上の図のように、A/Bスイッチとして使うことができます。
※B側の出力を絶縁することで、AがON、BがOFFというON/OFFスイッチにもなりますね。
主にトグルスイッチのON-ON型の物だとこんな感じでスイッチと端子が連動しています。
たとえば真ん中の端子に入力を、左側にA出力、右側にB出力を繋げます。
この時にトグルを右に倒すと、真ん中と左の端子がショートし、A側から信号が出力されるようになります。
トグルを逆に倒せば真ん中と右がショートしてBの出力になるわけですね。
ON-OFF-ONのスイッチの場合、トグルを中央位置にすることができ、AともBとも切り離した状態を作ることができます。
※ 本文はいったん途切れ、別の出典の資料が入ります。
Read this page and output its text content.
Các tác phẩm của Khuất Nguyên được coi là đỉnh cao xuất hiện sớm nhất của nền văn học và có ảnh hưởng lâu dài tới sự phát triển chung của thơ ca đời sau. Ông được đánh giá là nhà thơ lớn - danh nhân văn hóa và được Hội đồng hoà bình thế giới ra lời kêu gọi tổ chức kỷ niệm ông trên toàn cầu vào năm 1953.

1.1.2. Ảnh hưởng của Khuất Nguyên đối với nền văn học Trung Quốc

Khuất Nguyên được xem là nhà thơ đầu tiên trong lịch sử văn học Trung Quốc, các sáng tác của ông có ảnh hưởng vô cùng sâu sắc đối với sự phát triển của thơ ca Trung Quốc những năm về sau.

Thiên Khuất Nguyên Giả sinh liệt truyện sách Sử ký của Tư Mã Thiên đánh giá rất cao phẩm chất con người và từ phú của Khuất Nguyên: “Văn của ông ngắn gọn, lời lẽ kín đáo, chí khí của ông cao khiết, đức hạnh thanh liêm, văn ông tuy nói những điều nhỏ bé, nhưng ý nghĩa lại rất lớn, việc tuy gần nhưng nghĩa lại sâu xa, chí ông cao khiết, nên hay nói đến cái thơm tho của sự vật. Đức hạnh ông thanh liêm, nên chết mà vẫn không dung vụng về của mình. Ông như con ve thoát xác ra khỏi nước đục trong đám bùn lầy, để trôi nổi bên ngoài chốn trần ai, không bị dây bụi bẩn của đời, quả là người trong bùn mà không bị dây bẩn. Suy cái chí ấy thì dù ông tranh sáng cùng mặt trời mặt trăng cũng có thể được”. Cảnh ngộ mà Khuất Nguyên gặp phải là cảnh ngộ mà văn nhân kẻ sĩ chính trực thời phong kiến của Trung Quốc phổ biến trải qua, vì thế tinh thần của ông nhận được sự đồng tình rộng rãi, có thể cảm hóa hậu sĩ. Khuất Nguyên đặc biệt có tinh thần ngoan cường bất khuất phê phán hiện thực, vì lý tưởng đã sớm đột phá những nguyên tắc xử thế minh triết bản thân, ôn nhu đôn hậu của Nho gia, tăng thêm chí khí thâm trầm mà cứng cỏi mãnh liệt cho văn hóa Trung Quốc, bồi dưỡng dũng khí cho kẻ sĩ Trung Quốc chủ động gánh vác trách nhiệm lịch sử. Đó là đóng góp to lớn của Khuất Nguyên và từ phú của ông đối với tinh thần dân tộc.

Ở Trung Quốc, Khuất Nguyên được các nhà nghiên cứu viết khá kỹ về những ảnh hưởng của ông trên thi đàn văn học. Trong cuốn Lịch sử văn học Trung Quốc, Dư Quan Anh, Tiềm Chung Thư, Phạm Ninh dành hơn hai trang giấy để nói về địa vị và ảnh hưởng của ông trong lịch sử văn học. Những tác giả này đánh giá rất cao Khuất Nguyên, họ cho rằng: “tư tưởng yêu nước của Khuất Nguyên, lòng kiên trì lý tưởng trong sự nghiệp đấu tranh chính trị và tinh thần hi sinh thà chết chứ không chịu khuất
(たぶん)
DPDT(Double Pole, Double Throw)
ここからちょっとややこしくなってきますよ!
入力が2系統、出力がそれぞれ2系統のスイッチがDPDTです。
DPDTはLED無しのトゥルーバイパスや、少し複雑なABスイッチなどに使われます。
ちょうど「2つのSPDTスイッチが連動して動く」イメージですね。
上の図だと入力に対してそれぞれ「1A」「2A」という出力が得られますが、
スイッチを切り替えると「1B」「2B」の出力になる・・・という感じ。
2つの入力にそれぞれ2つの出力が用意されているので、端子の数は計6つ。
端子の向きを縦にした時に、スイッチの切り替えによって中央の端子と左右の端子の短絡(ショート)が切り替わる感じ。
基本的には真ん中の2つにそれぞれ2つの入力を設定し、例えば左側2つの端子に「ON」の時の回路を、右側2つで「OFF」を・・・のようにします。
(※左右は逆でも可)
3PDT(3 Pole, Double Throw)
ようやく自作エフェクターでよく使われている3PDTスイッチです。
もう、どういう意味かわかりますよね!
そう・・・3系統の入力に、それぞれ2系統の出力があるものが3PDTです。
エフェクター製作では主に「LED付きトゥルーバイパス回路」のON/OFFスイッチとして使われますね。
DPDTの時と同様に、「3つのSPDTスイッチが連動しているイメージ」でOKだと思います。
3つの入力にそれぞれ2つの出力があるので、端子の数は9つです。
端子の使い方、切り替えもDPDTと同じ。
真ん中3端子に信号を入れて、左右3端子で出力を切り替える感じです。
上の図だと真ん中3つと左の3つがショート、右の3つの端子は絶縁されている状態。
スイッチを切り替えると真ん中3つと右の3つがショートされることになります。
xPyT
以上のように、xPyTの形でスイッチの構造が判断できますので、たとえば「DP3T(2つの入力に3つの出力)」や「4PDT(4つの入力に2つの出力)」などなど、用途によって構造の異なるスイッチを使用する事が可能なのです。
補足
3PDTフットスイッチ接合時は向きに注意
フットスイッチに3PDTを使う際、初心者が必ずと言って良いほどやらかすミスがあります。
それは・・・「向きを間違える」ということです。
DPDTの場合は構造を理解していれば「真ん中2つに入力」ってのがわかるんですけど、3PDTは正方形で端子が3つずつ並んでいるため、90度間違えて設置したまま組んでいってしまうことがあるんですね~・・・。
そうすると本来動作させたいものとは違うスイッチングになってしまい、場合によっては回路を壊しかねませんので注意。
基本は端子が縦向きになるように見て、中心3つが入力、左右がA/B切り替えですが・・・念のためテスターを使って通電を確認するのが一番です。